RUB » Blue Square » Veranstaltungen » Leid und Schmerz in Wissenschaft und Kunst

Leid und Schmerz in Wissenschaft und Kunst

Veranstalter: 
Fakultät für Sozialwissenschaft
Donnerstag, 22. Oktober 2015, 19:30 bis Samstag, 24. Oktober 2015, 18:30
Etage: 
3

Leid und Schmerz lassen sich auf verschiedene Weisen ausdrücken: Nicht nur im Gespräch, sondern auch auf künstlerische Weise in Musik, Malerei und Tanz. Studierende, die ihren Master in sozial- und kulturwissenschaftlichen Fächern machen, haben sich im vergangenen Sommersemester 2015 mit verschiedenen Artikulationsformen auseinander gesetzt. In Zusammenarbeit mit dem Ravensburger Künstler Romain Finke erkundeten die Studierenden Grenzen, Übergänge und Synergien von Wissenschaft und Kunst. In der Präsentation ihrer Forschungsergebnisse spiegelt sich der innovative Ansatz wieder.

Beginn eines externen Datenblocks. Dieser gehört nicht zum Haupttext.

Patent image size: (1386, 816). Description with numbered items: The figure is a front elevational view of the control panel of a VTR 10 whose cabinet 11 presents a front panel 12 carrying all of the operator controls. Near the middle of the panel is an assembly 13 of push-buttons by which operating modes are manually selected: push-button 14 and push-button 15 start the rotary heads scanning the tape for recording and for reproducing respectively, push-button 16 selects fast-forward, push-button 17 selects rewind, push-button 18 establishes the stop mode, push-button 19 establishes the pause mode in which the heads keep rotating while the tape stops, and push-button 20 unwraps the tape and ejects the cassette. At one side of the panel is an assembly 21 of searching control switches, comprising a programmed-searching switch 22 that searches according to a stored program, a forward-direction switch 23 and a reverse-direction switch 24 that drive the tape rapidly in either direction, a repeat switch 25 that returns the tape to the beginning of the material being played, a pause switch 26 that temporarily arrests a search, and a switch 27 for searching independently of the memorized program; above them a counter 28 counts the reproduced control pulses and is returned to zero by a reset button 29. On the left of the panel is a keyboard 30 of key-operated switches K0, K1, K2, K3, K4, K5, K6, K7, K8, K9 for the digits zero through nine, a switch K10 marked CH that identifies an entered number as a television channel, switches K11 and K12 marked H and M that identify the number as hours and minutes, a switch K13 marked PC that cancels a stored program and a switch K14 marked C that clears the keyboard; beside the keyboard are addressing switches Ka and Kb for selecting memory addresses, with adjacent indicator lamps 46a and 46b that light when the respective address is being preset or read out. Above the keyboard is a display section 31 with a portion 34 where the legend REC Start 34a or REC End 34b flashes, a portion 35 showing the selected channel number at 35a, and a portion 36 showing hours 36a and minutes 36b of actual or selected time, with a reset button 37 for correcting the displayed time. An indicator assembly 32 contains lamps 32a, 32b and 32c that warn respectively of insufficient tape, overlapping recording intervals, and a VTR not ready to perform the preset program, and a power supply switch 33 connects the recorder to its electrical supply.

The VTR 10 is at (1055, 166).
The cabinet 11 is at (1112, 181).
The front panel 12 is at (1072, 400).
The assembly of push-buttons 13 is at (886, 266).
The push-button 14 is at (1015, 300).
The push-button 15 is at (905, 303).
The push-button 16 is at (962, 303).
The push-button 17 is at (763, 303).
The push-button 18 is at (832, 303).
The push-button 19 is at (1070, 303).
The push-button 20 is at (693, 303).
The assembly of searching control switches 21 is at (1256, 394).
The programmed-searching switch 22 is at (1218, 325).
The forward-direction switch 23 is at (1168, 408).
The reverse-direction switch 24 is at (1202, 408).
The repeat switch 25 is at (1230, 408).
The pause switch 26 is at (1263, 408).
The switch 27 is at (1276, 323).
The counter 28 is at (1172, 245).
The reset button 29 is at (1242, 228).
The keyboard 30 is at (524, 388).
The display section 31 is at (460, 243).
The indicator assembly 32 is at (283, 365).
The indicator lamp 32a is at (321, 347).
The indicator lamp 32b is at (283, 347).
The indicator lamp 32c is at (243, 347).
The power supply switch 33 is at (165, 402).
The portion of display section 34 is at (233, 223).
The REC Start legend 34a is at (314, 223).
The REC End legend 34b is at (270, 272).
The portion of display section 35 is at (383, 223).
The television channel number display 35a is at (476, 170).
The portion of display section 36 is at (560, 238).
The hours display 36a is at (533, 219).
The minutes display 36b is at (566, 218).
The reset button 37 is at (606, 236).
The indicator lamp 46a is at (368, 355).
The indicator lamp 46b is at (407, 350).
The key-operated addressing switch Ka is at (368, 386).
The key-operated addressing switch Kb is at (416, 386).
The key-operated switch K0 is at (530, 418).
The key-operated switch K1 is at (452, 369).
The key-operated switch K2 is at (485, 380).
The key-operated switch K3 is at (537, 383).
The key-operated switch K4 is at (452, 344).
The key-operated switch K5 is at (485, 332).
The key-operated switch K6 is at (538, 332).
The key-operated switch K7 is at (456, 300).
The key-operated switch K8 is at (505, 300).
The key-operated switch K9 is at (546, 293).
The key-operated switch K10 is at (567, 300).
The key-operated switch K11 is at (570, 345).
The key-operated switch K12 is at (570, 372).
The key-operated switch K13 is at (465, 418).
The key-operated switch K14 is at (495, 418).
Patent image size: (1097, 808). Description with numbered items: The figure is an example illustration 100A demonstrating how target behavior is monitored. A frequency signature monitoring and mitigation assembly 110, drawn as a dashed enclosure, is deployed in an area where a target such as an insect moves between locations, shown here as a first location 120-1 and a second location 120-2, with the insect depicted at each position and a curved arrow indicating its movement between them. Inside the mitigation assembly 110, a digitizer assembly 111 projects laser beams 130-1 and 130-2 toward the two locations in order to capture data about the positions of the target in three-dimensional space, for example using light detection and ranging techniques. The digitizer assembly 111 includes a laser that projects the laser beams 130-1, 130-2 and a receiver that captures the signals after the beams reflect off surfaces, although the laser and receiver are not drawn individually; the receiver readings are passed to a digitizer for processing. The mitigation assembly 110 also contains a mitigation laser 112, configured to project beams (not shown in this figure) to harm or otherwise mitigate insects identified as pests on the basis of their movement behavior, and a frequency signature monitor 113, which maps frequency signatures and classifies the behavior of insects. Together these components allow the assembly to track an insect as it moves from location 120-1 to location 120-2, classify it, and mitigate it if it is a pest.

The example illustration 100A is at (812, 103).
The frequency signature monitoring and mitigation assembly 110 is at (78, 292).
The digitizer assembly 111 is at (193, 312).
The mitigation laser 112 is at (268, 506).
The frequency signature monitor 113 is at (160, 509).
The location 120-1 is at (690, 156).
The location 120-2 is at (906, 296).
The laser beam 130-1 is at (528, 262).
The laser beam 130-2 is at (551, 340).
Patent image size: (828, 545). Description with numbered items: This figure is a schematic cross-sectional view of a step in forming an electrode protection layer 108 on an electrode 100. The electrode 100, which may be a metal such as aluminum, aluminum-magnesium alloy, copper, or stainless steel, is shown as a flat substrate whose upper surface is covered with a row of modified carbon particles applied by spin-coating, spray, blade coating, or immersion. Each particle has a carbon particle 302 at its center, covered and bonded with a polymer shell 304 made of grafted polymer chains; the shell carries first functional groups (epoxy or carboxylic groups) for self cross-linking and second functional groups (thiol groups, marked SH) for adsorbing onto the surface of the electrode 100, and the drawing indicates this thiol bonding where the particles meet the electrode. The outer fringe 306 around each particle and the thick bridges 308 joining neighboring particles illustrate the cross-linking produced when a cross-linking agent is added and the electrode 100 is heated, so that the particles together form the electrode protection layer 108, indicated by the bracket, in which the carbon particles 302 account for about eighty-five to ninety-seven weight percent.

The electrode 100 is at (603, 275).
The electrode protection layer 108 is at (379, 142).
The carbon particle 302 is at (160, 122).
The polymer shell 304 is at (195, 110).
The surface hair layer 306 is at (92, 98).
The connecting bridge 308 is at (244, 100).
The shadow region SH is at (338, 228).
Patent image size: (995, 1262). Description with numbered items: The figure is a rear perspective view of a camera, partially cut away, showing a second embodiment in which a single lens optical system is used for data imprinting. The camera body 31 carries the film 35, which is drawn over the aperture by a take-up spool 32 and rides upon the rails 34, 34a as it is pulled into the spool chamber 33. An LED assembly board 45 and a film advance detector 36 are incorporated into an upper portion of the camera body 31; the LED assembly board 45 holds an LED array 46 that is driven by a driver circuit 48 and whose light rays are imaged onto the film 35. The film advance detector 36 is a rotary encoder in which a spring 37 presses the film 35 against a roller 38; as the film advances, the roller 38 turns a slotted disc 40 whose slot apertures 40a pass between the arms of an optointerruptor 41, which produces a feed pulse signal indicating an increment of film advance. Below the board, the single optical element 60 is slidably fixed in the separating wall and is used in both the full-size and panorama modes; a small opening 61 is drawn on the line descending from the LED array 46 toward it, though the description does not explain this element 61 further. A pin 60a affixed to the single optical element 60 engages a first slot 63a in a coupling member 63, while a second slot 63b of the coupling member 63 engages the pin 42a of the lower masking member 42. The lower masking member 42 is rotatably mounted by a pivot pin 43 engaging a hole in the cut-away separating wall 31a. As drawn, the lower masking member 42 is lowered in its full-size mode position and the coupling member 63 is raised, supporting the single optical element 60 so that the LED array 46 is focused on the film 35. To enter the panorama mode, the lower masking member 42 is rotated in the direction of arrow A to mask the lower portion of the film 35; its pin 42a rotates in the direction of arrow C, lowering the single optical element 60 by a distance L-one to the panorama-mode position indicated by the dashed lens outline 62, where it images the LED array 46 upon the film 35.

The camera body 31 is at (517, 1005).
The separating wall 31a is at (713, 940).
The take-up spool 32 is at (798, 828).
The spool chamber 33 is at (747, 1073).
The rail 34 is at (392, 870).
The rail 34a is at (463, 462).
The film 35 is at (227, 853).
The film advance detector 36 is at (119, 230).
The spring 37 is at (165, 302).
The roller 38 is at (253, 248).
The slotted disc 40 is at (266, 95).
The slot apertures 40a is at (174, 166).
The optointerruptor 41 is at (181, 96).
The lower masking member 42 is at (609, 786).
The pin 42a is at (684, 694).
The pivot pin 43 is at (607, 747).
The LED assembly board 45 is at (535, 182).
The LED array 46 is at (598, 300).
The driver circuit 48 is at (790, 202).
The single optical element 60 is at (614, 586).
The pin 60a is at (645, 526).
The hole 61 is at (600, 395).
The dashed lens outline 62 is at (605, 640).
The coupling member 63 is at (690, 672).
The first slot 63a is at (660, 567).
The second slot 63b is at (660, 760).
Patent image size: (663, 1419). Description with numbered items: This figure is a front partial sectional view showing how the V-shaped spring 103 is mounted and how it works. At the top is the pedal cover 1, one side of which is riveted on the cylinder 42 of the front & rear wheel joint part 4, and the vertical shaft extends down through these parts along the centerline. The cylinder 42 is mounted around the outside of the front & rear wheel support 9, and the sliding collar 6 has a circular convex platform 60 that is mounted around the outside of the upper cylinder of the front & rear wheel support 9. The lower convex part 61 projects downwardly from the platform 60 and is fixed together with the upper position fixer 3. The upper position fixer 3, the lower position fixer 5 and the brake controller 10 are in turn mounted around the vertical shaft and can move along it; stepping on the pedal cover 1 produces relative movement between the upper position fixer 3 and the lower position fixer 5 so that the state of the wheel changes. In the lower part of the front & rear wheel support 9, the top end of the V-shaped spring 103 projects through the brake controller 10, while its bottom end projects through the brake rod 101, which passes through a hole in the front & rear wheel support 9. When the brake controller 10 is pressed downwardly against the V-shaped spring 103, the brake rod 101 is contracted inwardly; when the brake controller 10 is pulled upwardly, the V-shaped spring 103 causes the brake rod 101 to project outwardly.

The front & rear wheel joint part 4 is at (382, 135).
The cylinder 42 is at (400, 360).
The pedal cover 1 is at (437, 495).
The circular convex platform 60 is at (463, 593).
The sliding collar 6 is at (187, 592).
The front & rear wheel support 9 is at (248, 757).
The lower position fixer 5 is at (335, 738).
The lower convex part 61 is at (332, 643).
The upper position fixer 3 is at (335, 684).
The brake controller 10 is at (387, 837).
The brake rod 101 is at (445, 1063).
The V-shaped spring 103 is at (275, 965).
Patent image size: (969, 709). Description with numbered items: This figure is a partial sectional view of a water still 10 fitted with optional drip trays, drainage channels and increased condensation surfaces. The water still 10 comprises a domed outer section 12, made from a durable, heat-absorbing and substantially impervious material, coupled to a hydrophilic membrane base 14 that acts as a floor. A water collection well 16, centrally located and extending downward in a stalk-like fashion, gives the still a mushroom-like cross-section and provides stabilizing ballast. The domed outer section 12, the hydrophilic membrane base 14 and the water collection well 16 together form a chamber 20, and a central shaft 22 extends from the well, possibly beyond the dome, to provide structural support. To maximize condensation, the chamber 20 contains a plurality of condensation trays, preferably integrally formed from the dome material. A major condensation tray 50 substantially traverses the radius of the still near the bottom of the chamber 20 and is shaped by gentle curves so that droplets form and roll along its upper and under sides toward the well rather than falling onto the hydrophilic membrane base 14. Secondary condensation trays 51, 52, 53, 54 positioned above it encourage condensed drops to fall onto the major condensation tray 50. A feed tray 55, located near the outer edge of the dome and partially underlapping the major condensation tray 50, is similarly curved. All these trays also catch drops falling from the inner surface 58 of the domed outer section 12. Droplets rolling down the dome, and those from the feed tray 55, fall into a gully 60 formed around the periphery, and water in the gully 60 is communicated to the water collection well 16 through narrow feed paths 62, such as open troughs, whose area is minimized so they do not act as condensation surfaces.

So gibt es zum Beispiel eine musikalische Lesung, eine Ausstellung von persönlichen Bildern aus kunsttherapeutischen Sitzungen und einen Vortrag über die Wirkung von Musik im Film.

Das Programm:

Donnerstag, 22.Oktober 2015

19:30 Uhr: Einführung durch die Projektleiter/innen Monique Kaulertz, Sandra Plontke und Jürgen Straub
19:45 Uhr: Begrüßung durch die Studierenden
20:30 Uhr: „Butter und Honig oder: Als der Mond aus den Bergen schien. Übersetzungsprozesse alskulturvermittelndes Element" – eine musikalische Lesung mit Fatima Caliskan und der Band „Jazzpiya“

Freitag, 23. Oktober 2015, 11-15 Uhr

11:30-12:30 Uhr: „Flucht und Begegung“ – ein kunsttherapeutisches Projekt mit geflüchteten Frauen (Projekt von Marie Bussmann, Jana Frommer und Moritz Kenngott)
13:00-14:00 Uhr: „Kommunikation um und über das Lebensende im ambulanten Hospizdienst“ (Projekt von Jana Balter)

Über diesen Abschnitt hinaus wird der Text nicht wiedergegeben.